Andi Eiring, loan officer, mortgages, Germany

Andi Eiring, loan officer, mortgages, Germany

I want to help people who have no place to live.

“I’m volunteering by packing lunch bags for homeless people with drinks, fruit, chocolate, sweets, fruit salad, handkerchiefs and much more. Then we distribute them in streets and parks. So far, we have reached about 200 homeless people.

“I was touched by various media reports about the situation of homeless people. Because of the coronavirus crisis, many aid organisations have had to greatly reduce their capacity or even, in some cases, close down completely. That leaves plenty of people without help they certainly need.

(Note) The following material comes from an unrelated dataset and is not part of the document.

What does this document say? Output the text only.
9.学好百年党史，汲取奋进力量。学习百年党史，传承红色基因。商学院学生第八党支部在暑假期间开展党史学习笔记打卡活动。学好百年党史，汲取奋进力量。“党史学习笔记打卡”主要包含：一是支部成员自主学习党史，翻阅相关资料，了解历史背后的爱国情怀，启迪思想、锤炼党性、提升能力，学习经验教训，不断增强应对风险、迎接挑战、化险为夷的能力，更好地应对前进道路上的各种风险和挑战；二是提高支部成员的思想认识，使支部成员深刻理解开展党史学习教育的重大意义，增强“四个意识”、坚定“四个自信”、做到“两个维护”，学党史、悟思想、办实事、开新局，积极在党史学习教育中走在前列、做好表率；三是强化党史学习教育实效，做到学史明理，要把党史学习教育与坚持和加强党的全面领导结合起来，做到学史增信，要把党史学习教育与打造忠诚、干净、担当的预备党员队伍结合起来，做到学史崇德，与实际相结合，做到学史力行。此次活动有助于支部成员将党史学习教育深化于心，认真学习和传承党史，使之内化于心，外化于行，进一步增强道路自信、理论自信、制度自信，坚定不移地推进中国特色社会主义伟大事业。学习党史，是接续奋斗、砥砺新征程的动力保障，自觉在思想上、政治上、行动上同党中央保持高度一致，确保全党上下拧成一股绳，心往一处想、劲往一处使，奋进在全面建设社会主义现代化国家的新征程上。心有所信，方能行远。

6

“In my job as a loan officer in the SuperCircle Home New Business, I help people every day to fulfill the dream of having their own home. It’s simply a personal concern of mine to help people who have no place to live. When our country manager, Nick Jue, spoke in a webcast about the responsibility of ING and its employees for our society, I knew I was on the right track.

“Thanks to a clear agreement, organisation and simple work steps, we were able to prepare the bags very efficiently and quickly. That’s what I considered the first success. I was motivated by the happy faces of the homeless people receiving the packages and my great team. Helping others is sometimes easier than you might think. You may even discover new talents!”